Contrary to what the title proclaims, this book is not part of the Fantomas series of novels by Marcel Allain and Pierre Souvestre. Rather, it’s a standalone 1927 novel by Allain called A WOMAN OF PREY that appeared (in four-part serialized form) in Flynn’s Detective Weekly magazine. The title FANTOMAS OF LONDON, as this book’s compiler David White admits in a brief forward, was inspired by another non-Fantomas affiliated Allain novel entitled FANTOMAS OF BERLIN–and also because “quite frankly Fantomas needs the publicity.”

David White, a Fantomas enthusiast responsible for republishing the first seven Fantomas novels through Lulu.com (White’s omnibus volume THE COLLECTED FANTOMAS is a must-own for Fantomas-philes) and authoring the excellent Fantomas pastiche FANTOMAS IN AMERICA, put together FANTOMAS OF LONDON by simply photocopying the original magazine pages, resulting in text that’s not always entirely legible (and often runs off the page). White is to be commended, though, for including the vintage advertisements that appeared in Flynn’s alongside the text (including ads for “Autographic Kodaks” and Harley Davidson Twin motorcycles, promising “A thrill in every mile!”), and anyway, given that this is the only source for this wonderful tale short of tracking down the vintage magazine issues in which it initially appeared, I won’t complain too much!

The narrative is very much in keeping with the Fantomas formula, involving as it does an ingenious villain who dons a variety of improbable disguises and engages in just as many surreptitious activities. Said villain, a slime named David Dare, illegally boards a cruise ship departing from London, and surreptitiously loots its safe. The ship’s overseers are puzzled as to the hows and whys of the theft, but a passenger, the French photographer Jacques Faber, discovers in one of his pictures an element that would appear to implicate Dare in the crime. Dismayingly enough, the photo also implicates another passenger, the American millionairess Dolly Darbell, with whom Faber is besotted.
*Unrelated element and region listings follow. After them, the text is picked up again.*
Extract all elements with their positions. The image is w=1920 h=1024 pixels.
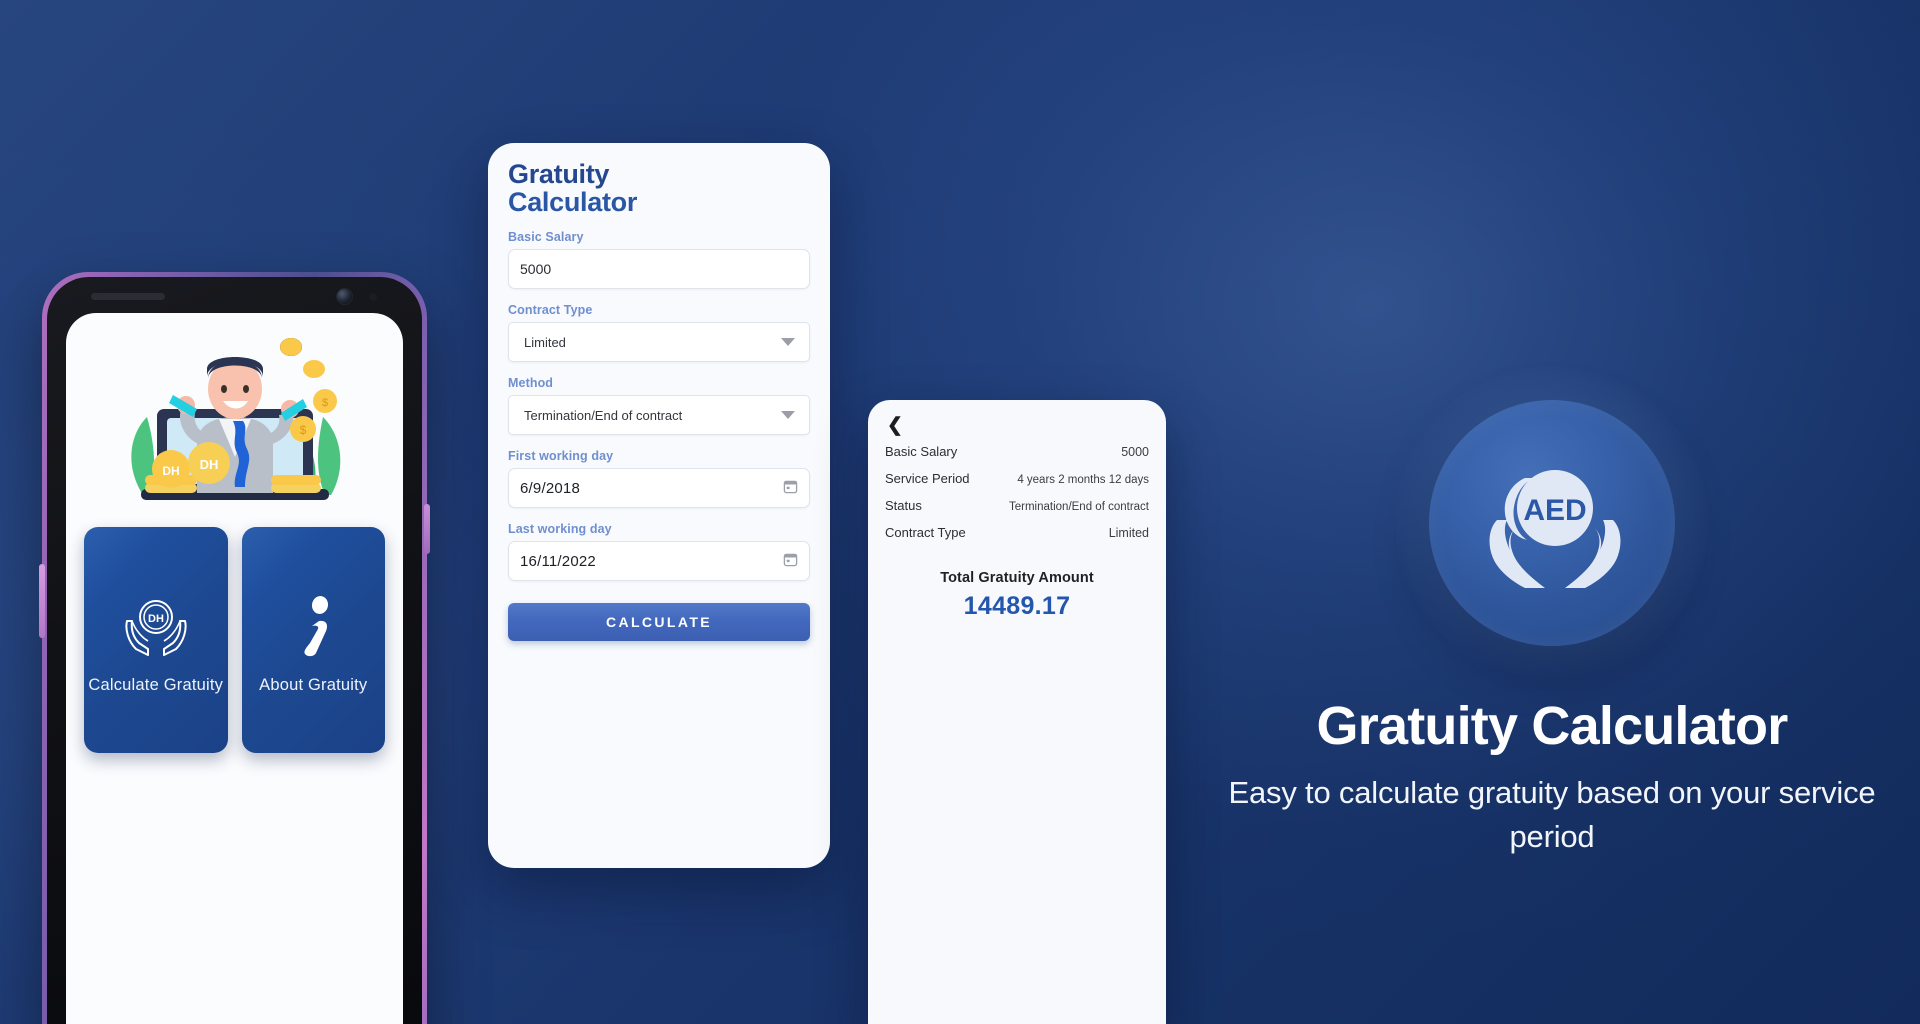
home-illustration: $ $ DH DH (66, 313, 403, 521)
input-first-working-day[interactable]: 6/9/2018 (508, 468, 810, 509)
result-row-basic-salary: Basic Salary 5000 (882, 438, 1152, 465)
svg-text:DH: DH (148, 613, 164, 625)
svg-text:DH: DH (199, 457, 218, 472)
phone-power-button[interactable] (424, 504, 430, 554)
info-italic-i-icon (283, 585, 343, 659)
result-key: Contract Type (885, 525, 966, 540)
label-basic-salary: Basic Salary (508, 230, 584, 245)
hands-holding-dh-coin-icon: DH (119, 585, 193, 659)
result-key: Status (885, 498, 922, 513)
hands-holding-aed-coin-icon: AED (1489, 470, 1621, 588)
input-value: 5000 (520, 261, 552, 278)
page-title-line1: Gratuity (508, 159, 610, 189)
front-camera-icon (337, 289, 352, 304)
form-screen: Gratuity Calculator Basic Salary 5000 Co… (488, 143, 830, 642)
svg-text:$: $ (299, 423, 306, 437)
home-screen: $ $ DH DH DH Calculate Gratuity About Gr… (66, 313, 403, 1024)
result-value: Limited (1108, 526, 1149, 540)
svg-text:$: $ (321, 397, 327, 409)
input-last-working-day[interactable]: 16/11/2022 (508, 541, 810, 582)
total-gratuity-block: Total Gratuity Amount 14489.17 (882, 570, 1152, 621)
page-title-line2: Calculator (508, 186, 638, 217)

From there the narrative turns increasingly dark, with Dare making attempts on the lives of Faber and Dolly, who appears to be an accomplice to Dare’s crimes yet also his designated victim, and pulling off a most unexpected escape. As for Faber, he’s interred in a London insane asylum due to the fact that none of his claims about what happened on the ship can be verified, leading to the conclusion that he must be mad. It certainly doesn’t help his case that he can’t seem to figure out whether Dolly is good or bad, and that he begins seeing bizarre things like a shoe hanging in midair above him in his cell. There’s a happy ending, of course, and also a pretty outrageous twist.

It’s all very old-school, from the odd (by modern standards) viewpoint shifts between Faber and his nemesis Dare–thus keeping us one step ahead of the protagonist–to the author’s liberal use of coincidence and implausibility in constructing his narrative. Yet it’s those very elements that make this tale the enjoyable page-turner it is. They truly don’t make ‘em like this anymore, and we thankfully have this volume to show us just how good the good old days truly were.